百合子さんは、殊に気持ちの悪いもの、ぞくっとするものを触感をもって何気なく描いてしまう。
美味しかったものより不味かったものの方が克明で、喉を突き上げたり胃酸過多になったりする。
「私はアレが嫌いで、コレも嫌い」なんていう人の好き嫌いの話は、本人以外は普通なら「あっそう」なものだけど、百合子さんにかかると、ぞぞーっと頭が相槌を打つ前に、体が反応してしまう。
本当のことも夢の一場面のようで、まるで百間の短編の残り香みたいな感じがする。
それでどうして幸せな昔を思い出せるのかといわれると困るのでけど、光の加減や物の輪郭が、目ではなくちゃんと皮膚や感覚器に一気に駆け抜けるので、タイムマシンに閉じ込められたみたいに、虹色のシャボンの裏側で昔が蘇ってしまう。

だから例えば。

溜色のほの暗い天井から吊したろうそく型のシャンデリアが、角度の加減で大硝子窓全体に散乱して映り、中庭の楓の葉蔭にも、ろうそくの焔が点々とゆらめいているように見える。気が遠くなりそうである。
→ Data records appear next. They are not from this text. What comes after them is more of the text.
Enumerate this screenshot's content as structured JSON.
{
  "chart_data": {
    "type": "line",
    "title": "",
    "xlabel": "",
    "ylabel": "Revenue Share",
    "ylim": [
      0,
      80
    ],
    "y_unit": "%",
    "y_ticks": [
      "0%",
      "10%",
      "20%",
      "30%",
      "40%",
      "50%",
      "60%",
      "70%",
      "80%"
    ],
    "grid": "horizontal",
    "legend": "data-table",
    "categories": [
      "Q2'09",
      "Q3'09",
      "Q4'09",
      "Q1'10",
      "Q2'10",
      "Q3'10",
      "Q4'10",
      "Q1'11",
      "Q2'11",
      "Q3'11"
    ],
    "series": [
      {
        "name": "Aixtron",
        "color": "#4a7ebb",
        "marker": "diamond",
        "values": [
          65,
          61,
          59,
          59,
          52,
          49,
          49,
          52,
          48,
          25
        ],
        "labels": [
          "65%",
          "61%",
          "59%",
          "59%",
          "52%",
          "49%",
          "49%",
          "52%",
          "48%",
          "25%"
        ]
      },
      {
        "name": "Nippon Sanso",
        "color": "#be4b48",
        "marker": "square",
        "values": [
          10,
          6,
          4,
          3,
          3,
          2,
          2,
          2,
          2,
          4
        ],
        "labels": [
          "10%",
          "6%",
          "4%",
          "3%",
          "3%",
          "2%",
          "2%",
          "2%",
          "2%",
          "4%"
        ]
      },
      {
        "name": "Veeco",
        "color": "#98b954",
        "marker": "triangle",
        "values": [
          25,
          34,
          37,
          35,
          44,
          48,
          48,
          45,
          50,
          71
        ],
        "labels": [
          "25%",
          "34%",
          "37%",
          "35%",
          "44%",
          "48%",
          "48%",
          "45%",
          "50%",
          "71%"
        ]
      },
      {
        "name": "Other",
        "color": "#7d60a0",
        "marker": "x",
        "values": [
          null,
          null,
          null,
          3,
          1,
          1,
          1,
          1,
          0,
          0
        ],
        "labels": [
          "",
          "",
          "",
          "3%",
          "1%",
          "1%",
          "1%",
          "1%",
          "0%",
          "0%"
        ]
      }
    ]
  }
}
と描かれただけで、円山公園とは程遠い須磨の離宮公園に、絹子は飛んでいる。
食堂から眺めたシンメトリックな夜の噴水のネオンや、夏の日差しの中でゆっくりと上昇していくクリームソーダのエメラルドグリーンの泡粒を思い出す。
そして、いつもそこに連れて行ってくれたのは、トピだったという事実に気づいて、シャボンが弾けてなくなってしまうに任せて佇んでいる。